Our conscientious informant at Sand Springs Station had warned us that upon the summit of the divide we should find a perpendicular drop, down which the wagons could be lowered only by means of lariats affixed to the axle trees and lashed round strong stubbing posts. We were not, however, surprised to find a mild descent of about 30 degrees. From the summit of the divide five miles led us over a plain too barren for sage, and a stretch of stone and saleratus to the watery margin which was troublesome with sloughs and mud. The cattle relished the water, although tainted by the rush; we failed, however, to find any of the freshwater clams, whose shells were scattered along the shore.

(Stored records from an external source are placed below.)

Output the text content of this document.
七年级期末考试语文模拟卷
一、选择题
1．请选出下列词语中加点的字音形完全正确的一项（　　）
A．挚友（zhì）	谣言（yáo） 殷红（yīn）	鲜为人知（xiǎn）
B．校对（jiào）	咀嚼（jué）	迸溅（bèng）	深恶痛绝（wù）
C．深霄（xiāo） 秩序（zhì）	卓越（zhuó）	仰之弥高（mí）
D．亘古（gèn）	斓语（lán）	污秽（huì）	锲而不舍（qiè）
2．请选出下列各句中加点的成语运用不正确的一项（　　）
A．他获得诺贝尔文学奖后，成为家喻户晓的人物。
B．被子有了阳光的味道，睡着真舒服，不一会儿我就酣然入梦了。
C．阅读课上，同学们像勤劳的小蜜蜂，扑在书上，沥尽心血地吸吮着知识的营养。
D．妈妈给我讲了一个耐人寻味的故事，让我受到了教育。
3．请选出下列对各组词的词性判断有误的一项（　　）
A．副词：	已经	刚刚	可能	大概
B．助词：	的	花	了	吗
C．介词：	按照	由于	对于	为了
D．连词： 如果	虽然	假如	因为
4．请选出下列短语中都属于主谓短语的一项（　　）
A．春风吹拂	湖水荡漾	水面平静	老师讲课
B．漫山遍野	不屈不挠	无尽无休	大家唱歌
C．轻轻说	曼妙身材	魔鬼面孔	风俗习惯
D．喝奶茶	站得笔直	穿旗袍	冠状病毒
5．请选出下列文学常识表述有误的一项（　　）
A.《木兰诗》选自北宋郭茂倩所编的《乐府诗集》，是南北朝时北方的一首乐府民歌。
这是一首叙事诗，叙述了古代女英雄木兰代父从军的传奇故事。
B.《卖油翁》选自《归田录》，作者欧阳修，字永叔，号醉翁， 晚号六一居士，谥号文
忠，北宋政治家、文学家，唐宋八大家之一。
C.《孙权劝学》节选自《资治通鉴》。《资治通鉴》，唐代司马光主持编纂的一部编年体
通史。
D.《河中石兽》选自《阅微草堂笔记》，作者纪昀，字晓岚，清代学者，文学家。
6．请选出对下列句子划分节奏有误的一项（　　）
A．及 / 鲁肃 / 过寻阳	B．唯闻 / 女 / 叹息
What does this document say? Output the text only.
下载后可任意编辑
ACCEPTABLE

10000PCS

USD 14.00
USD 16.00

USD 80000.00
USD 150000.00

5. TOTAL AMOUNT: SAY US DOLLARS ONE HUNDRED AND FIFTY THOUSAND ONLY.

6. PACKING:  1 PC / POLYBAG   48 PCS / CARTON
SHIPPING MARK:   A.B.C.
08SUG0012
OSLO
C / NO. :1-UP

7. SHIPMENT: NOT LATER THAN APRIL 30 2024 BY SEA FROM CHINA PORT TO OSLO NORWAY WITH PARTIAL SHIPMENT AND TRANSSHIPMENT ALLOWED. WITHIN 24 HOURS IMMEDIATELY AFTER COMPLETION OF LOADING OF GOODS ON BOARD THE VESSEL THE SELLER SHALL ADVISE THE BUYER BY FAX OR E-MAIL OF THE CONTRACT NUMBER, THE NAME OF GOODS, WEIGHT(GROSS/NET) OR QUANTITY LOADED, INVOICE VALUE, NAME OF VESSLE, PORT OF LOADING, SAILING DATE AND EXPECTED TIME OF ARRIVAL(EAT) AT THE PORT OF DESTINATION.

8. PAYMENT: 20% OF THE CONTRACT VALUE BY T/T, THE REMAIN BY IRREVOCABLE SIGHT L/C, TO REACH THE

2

Remounting at 5:15 PM we proceeded to finish the ten miles which still separated us from the station, by a rough and stony road, perilous to wheel conveyances, which rounded the southern extremity of the lake. After passing a promontory whose bold projection had been conspicuous from afar, and threading a steep kanyon leading toward the lake, we fell into its selvage, which averaged about one mile in breadth. The small crescent of the moon soon ceased to befriend us, and we sat in the sadness of the shade, till presently a light glimmered under Arcturus, the road bent toward it and all felt jolly. But,
"Heu, heu! nos miseros, quam totus homuncio nil est!"

A long dull hour still lay before us, and we were approaching civilized lands. Sink Station looked well from without; there was a frame house inside an adobe inclosure, and a pile of wood and a stout haystack promised fuel and fodder. The inmates, however, were asleep, and it was ominously long before a door was opened. At last appeared a surly cripple, who presently disappeared to arm himself with his revolver. The judge asked civilly for a cup of water, he was told to fetch it from the lake which was not more than a mile off, though as the road was full of quagmires it would be hard to travel at night. Wood the churl would not part with; we offered to buy it, to borrow it, to replace it in the morning; he told us to go for it ourselves, and that after about two miles and a half we might chance to gather some. Certainly our party was a law abiding and a self governing; one never did I see men so tamely bullied; they threw back the fellow's sticks, and cold, hungry, and thirsty simply began to sulk. An Indian standing by asked $20 to herd the stock for a single night. At last, George the Cordon Blue, took courage, some went for water, others broke up a wagon plank, and supper after a fashion was concocted.

I preferred passing the night on a side of bacon in the wagon to using the cripple's haystack, and allowed sleep to steep my senses in forgetfulness, after deeply regretting that the Mormons do not extend somewhat farther westward.